YAZARLARIMIZ
Ertuğrul Tuncer
Yeminli Mali Müşavir
Köker YMM Bağımsız Denetim A.Ş.
etuncer@kokerymm.com



Vergicilikte, İyi Niyetlerle Çıkartılan Ancak Uygulamayı Başaramadığımız 10 Konu

Çoğu zaman iyi niyetlerle  ve bazı kişisel çabalarla başlayan yenilikler ya uygulayıcıların davranışları ya da sistemin hamilerinin güç veya ilgi yitirmeleri nedeniyle  Kanunlarımız madde çöplüğüne dönüşüyor. Bunu inkar edemeyiz.

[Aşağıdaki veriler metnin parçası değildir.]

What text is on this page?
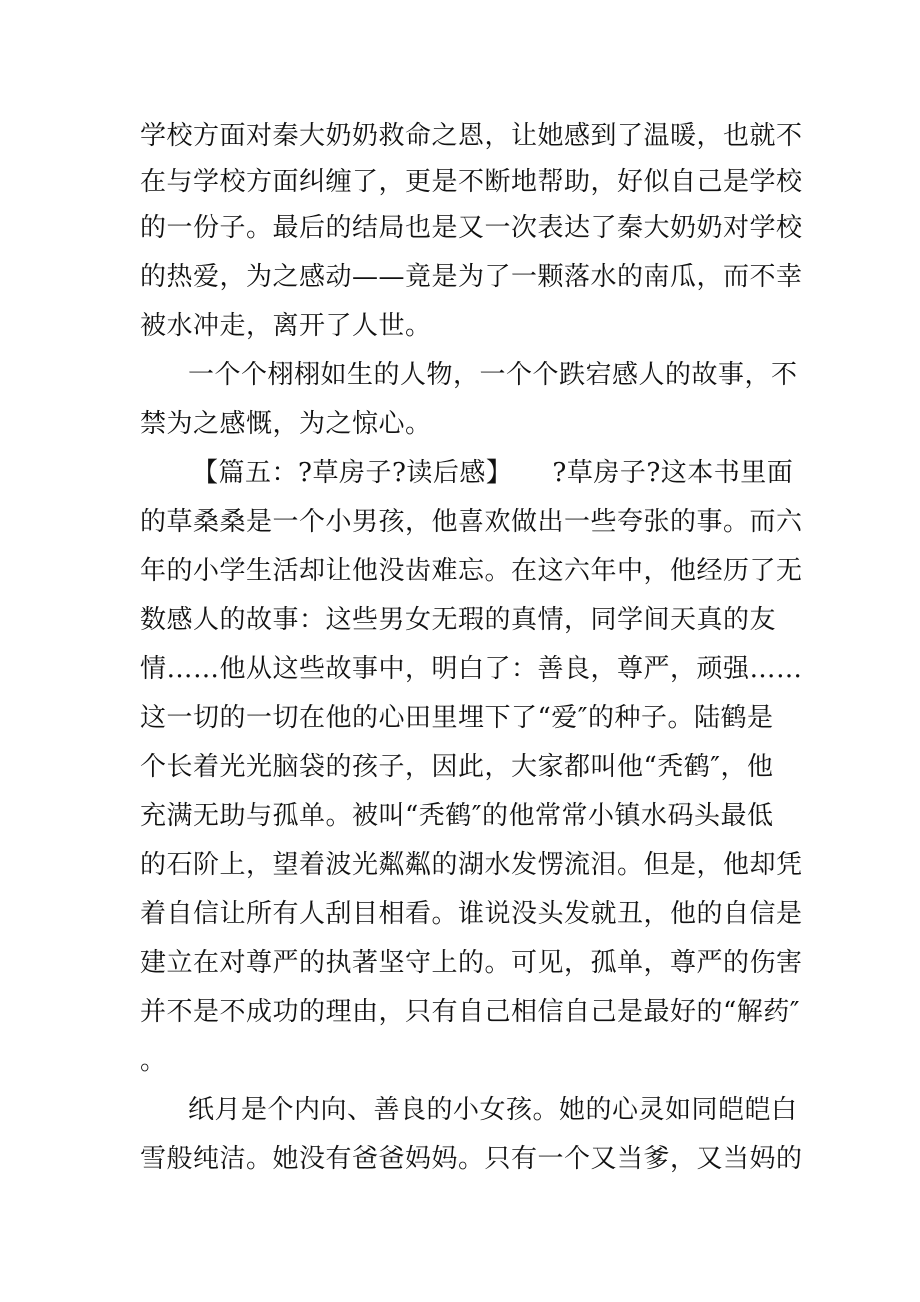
学校方面对秦大奶奶救命之恩，让她感到了温暖，也就不
在与学校方面纠缠了，更是不断地帮助，好似自己是学校
的一份子。最后的结局也是又一次表达了秦大奶奶对学校
的热爱，为之感动——竟是为了一颗落水的南瓜，而不幸
被水冲走，离开了人世。
一个个栩栩如生的人物，一个个跌宕感人的故事，不
禁为之感慨，为之惊心。
【篇五：?草房子?读后感】　　?草房子?这本书里面
的草桑桑是一个小男孩，他喜欢做出一些夸张的事。而六
年的小学生活却让他没齿难忘。在这六年中，他经历了无
数感人的故事：这些男女无瑕的真情，同学间天真的友
情……他从这些故事中，明白了：善良，尊严，顽强……
这一切的一切在他的心田里埋下了“爱″的种子。陆鹤是
个长着光光脑袋的孩子，因此，大家都叫他“秃鹤″，他
充满无助与孤单。被叫“秃鹤″的他常常小镇水码头最低
的石阶上，望着波光粼粼的湖水发愣流泪。但是，他却凭
着自信让所有人刮目相看。谁说没头发就丑，他的自信是
建立在对尊严的执著坚守上的。可见，孤单，尊严的伤害
并不是不成功的理由，只有自己相信自己是最好的“解药″
。
纸月是个内向、善良的小女孩。她的心灵如同皑皑白
雪般纯洁。她没有爸爸妈妈。只有一个又当爹，又当妈的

Bu yazımızda, son 5-10 yıllık periyotta çok iyi niyetlerle hazırlanan ve sisteme dahil edilen uygulamaların nasıl körelip cansız ve etkisiz unsurlar haline geldiğini anlatmaya çalışacağız.

Sizler için 10 konu başlığı seçtim. Muhtemelen,  hakkında benzeri fikirlerin ortaya atılacağı başka düzenlemeler de olacak ama  biz önemli gördüklerimizi ele almayı tercih ettik. Yazacaklarımız biraz uzun olacağı için üzerinde durduğumuz konular ayrı yazılar halinde sunulacaktır.  Bu yazılarda, konuların yasal yönüyle birlikte aksayan taraflarını ele almaya çalışacağız.

Konu başlıklarını yazının hemen girişinde verelim ki okuyucu neyin anlatıldığına önceden fikir sahibi olsun;

  • Vergi kaçakçılığında etkin pişmanlık uygulaması
  • Dava yolundan Vazgeçme
  • İzaha davet
  • Yurt içi asgari kurumlar vergisi – istisna ve indirimlerin fonksiyonları
  • Transfer fiyatlandırması yoluyla örtülü kazanç aktarma
  • Uzlaşma
  • Ceza İndirimi
  • Pişmanlık
  • Enflasyon düzeltmesi
  • Değer artış kazancı ( Emlak vergisi rayiç değer artışı önceden iktisap edilen taşınmazların değerini düzeltme şansı tanımadığı için)  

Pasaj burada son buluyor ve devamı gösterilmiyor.